Ratings1
Average rating2.5
This title was incredible difficult for me to rate, so I copped out and rated it down the middle.
Beerel is obviously well-versed in leadership studies, and she condenses extensive literature on all of the covered approaches and related topics into manageable and accessible chunks. Her writing is scholarly without being stuck on itself. I appreciated that she wrote energetically about topics like mindfulness, and I was pleased to see a diligent exploration of neuroscience within leadership studies, spiritual leadership, and transpersonal leadership. I learned numerous factoids and found myself digging further into the literature on several topics because of this text. These are all good things.
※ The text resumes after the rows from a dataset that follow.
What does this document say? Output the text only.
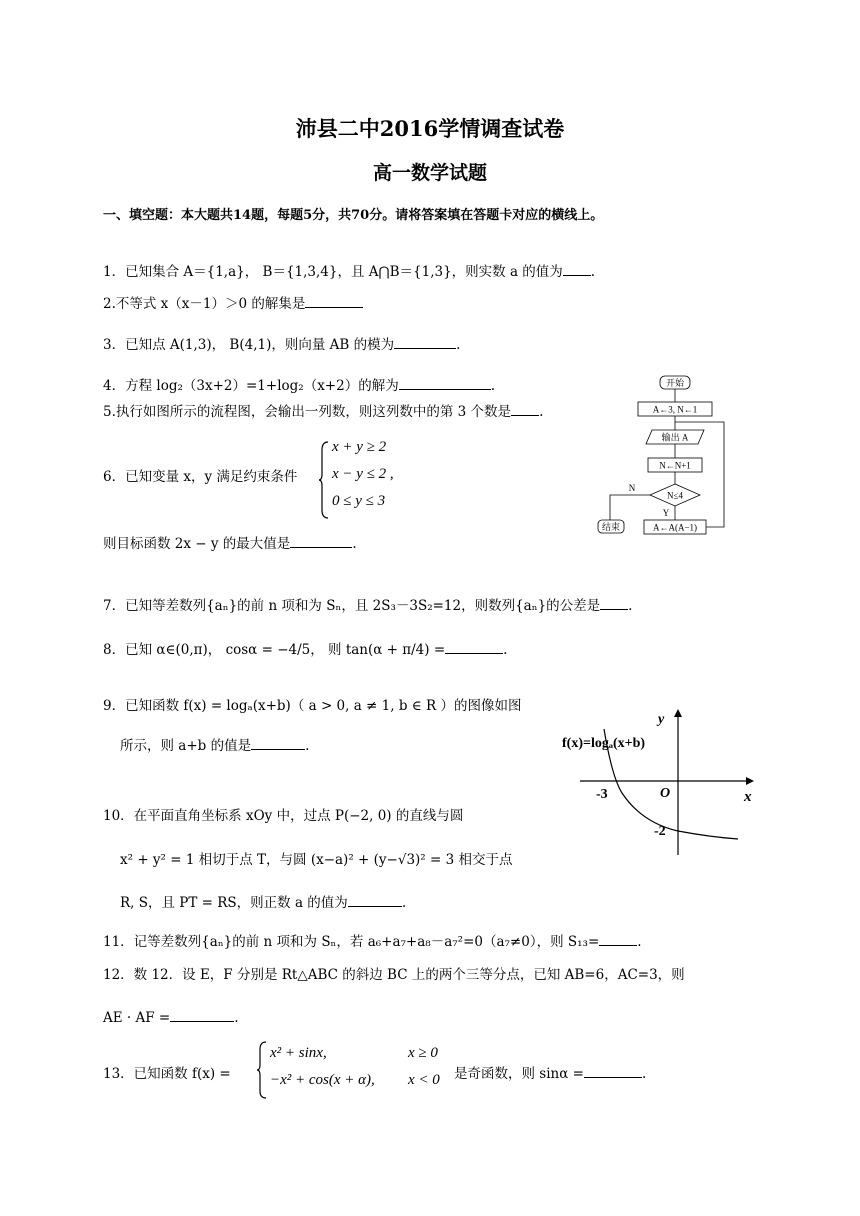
沛县二中2016学情调查试卷
高一数学试题
一、填空题：本大题共14题，每题5分，共70分。请将答案填在答题卡对应的横线上。
1．已知集合 A＝{1,a}， B＝{1,3,4}，且 A⋂B＝{1,3}，则实数 a 的值为 .
2.不等式 x（x－1）＞0 的解集是
3．已知点 A(1,3)， B(4,1)，则向量 AB 的模为	.
4．方程 log₂（3x+2）=1+log₂（x+2）的解为	.
5.执行如图所示的流程图，会输出一列数，则这列数中的第 3 个数是 .
6．已知变量 x，y 满足约束条件
x + y ≥ 2
x − y ≤ 2 ,
0 ≤ y ≤ 3
则目标函数 2x − y 的最大值是	.
开始
A←3, N←1
输出 A
N←N+1
N≤4
A←A(A−1)
结束
N
Y
7．已知等差数列{aₙ}的前 n 项和为 Sₙ，且 2S₃－3S₂=12，则数列{aₙ}的公差是 .
8．已知 α∈(0,π)， cosα = −4/5， 则 tan(α + π/4) =	.
9．已知函数 f(x) = logₐ(x+b)（ a > 0, a ≠ 1, b ∈ R ）的图像如图
所示，则 a+b 的值是	.	f(x)=logₐ(x+b)
y
x
O
-3
-2
10．在平面直角坐标系 xOy 中，过点 P(−2, 0) 的直线与圆
x² + y² = 1 相切于点 T，与圆 (x−a)² + (y−√3)² = 3 相交于点
R, S，且 PT = RS，则正数 a 的值为	.
11．记等差数列{aₙ}的前 n 项和为 Sₙ，若 a₆+a₇+a₈－a₇²=0（a₇≠0），则 S₁₃=	.
12．数 12．设 E，F 分别是 Rt△ABC 的斜边 BC 上的两个三等分点，已知 AB=6，AC=3，则
AE · AF =	.
13．已知函数 f(x) =
x² + sinx,
−x² + cos(x + α),
x ≥ 0
x < 0 是奇函数，则 sinα =	.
But it’s not all good things. The tone of the writing veers into the snarky far too much for my taste. There is a way to suggest a more critical view of certain approaches (like transformational or authentic leadership) without being flippant or near-insulting. I am not against scholars citing their own work in subsequent writings, but Beerel’s prior texts were foundational sources for much of the discussion. I understand she wrote the book during the coronavirus pandemic, but in my opinion, she overused the pandemic as a case too often. It would be an effective highlight here and there, but otherwise, she may have wanted to consider a “leadership in the time of COVID-19” book. Finally, the chapter on crisis leadership was limited and devoid of the depth that it has received in scholarly literature. These were the negatives that made the book tough for me to finish.
I would recommend this title for leadership students, but unless the students were graduate or doctoral with some prior background in leadership studies, I would hesitate to make it a text for a course.